Dialog-dialog itu sederhana, tetapi cerdas sekaligus menyiratkan integritas yang baik. Dalam salah satu adegan yang lain, seorang Ketua Warga Desa (mungkin kalau di sini semacam Kepala Desa atau Pak Lurah), datang ke kantor polisi dan membawa sekeranjang makanan yang dihias pita. Sang Inspektur yang menerima Ketua Warga Desa itu pun menyambutnya dengan ramah, dan mereka bercakap-cakap. Saat ditanya untuk apa membawa makanan ke kantor polisi, si Ketua Warga Desa menjawab, “Ini sebagai ucapan terima kasih dari warga desa, karena kepolisian telah berhasil menangkap penjahatnya.”

Sang Inspektur menolak pemberian itu. Ingat, setting kisah ini pada tahun 1977, dan hadiah berupa makanan dalam keranjang yang dihias pita semacam itu pastilah hadiah yang tergolong mewah. Adegan itu pun dengan bagus menunjukkan tingginya integritas polisi menjaga kejujuran dalam profesinya, sehingga mereka benar-benar layak untuk dianggap sebagai “pelayan masyarakat” dalam arti sesungguhnya.

Sampai kemudian, kerja keras polisi berhasil meringkus orang-orang yang dicurigai terlibat dalam kasus kejahatan itu. Yang mengerikan, pelaku kejahatan itu bukan hanya satu orang, tetapi cukup banyak orang, dan dua di antaranya adalah para pejabat desa. Ketika para pejabat desa itu ditangkap, walikota di daerah Prom Pi Ram mendatangi kantor polisi dan meminta agar kedua orang itu dibebaskan, karena dua orang itu memberikan dukungan suara kepadanya dalam pemilihan walikota. Sang inspektur polisi kembali menunjukkan integritasnya yang tinggi—dia menolak permintaan itu, meski diancam akan dimutasi ke daerah lain.

Sekali lagi, Prom Pi Ram adalah film biasa—dengan kisah biasa, setting biasa, jalan cerita biasa, bahkan dengan tokoh orang-orang biasa. Bayangkan, kita tidak akan menemukan wajah cantik atau tampan dalam film ini. Semua pemeran tokoh dalam film ini benar-benar “orang biasa” dalam arti sesungguhnya—warga desa yang sederhana, bahkan amat sederhana dalam semua aspeknya. Tetapi, hebatnya, semua tokoh yang ada dalam film ini sangat bagus dalam memainkan perannya masing-masing, sehingga film ini terkesan begitu nyata.

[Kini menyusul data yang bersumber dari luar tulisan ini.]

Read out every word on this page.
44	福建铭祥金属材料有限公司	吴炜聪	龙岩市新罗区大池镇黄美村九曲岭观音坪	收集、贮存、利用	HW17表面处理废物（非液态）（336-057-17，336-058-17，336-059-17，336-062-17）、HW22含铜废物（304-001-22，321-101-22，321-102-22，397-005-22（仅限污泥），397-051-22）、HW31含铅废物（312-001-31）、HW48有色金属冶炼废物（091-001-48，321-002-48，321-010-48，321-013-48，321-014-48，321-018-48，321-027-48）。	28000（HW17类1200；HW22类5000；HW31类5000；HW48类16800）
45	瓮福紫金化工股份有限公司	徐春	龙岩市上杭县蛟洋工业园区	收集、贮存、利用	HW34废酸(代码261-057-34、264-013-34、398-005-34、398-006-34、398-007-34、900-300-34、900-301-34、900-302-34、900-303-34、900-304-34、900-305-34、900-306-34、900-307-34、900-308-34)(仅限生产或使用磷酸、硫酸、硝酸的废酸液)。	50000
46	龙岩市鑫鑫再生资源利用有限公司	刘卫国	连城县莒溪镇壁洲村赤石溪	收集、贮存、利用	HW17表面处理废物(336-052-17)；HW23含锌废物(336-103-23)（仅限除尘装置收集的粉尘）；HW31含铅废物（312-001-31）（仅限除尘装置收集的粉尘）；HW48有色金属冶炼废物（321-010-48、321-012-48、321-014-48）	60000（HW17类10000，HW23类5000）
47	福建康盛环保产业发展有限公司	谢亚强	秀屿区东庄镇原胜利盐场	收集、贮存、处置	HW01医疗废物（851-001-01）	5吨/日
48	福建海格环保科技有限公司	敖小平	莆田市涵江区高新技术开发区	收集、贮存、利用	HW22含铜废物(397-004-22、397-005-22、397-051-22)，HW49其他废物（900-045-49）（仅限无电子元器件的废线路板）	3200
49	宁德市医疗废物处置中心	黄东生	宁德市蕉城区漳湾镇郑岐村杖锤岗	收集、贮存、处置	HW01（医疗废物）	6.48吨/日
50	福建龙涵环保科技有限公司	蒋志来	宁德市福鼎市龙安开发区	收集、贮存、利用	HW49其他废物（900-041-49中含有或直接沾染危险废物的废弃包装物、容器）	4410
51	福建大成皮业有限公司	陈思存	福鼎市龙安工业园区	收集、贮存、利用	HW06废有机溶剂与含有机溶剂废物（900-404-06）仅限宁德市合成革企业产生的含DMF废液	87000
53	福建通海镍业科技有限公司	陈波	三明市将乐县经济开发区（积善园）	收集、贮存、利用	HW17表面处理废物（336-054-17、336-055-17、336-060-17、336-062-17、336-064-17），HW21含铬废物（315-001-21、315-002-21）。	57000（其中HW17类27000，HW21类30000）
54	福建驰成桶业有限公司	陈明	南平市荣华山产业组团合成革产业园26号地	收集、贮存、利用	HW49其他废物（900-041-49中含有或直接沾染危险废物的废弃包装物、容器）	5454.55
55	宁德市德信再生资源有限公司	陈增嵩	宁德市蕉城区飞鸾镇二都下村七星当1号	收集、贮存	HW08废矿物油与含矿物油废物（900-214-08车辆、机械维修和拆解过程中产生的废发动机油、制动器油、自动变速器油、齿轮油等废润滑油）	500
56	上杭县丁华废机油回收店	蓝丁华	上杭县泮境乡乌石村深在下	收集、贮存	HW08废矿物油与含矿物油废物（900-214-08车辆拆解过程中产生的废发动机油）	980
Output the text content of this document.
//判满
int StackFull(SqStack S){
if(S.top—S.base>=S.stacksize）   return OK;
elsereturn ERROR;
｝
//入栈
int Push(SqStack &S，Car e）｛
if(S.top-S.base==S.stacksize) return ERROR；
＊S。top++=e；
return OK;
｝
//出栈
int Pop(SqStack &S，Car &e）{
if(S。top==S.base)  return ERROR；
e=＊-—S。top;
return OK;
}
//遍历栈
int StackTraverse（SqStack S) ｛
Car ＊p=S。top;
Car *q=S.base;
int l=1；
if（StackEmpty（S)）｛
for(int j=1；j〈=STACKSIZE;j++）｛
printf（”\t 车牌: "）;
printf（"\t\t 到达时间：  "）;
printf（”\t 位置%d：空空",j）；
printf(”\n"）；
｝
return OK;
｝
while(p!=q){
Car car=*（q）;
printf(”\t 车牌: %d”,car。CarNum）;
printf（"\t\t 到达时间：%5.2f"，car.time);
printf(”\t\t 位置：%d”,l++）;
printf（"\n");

Sewaktu menontonnya, saya jadi teringat pada serial Mbangun Desa di TVRI yang dulu terkenal dengan tokoh Den Baguse Ngarso itu. Film Prom Pi Ram juga tak jauh beda dengan itu—sederhana, bersahaja—namun diperankan dengan sangat baik, sekaligus membawa pesan yang baik, sehingga layak diapresiasi. Sepertinya, Indonesia juga perlu membuat film seperti itu, agar polisi-polisi di negeri ini pun dapat memiliki cermin yang bagus untuk melihat, menilai, dan menakar diri sendiri.

Polisi di Indonesia mungkin sudah baik, tetapi tak pernah ada kata berhenti untuk memperbaiki diri.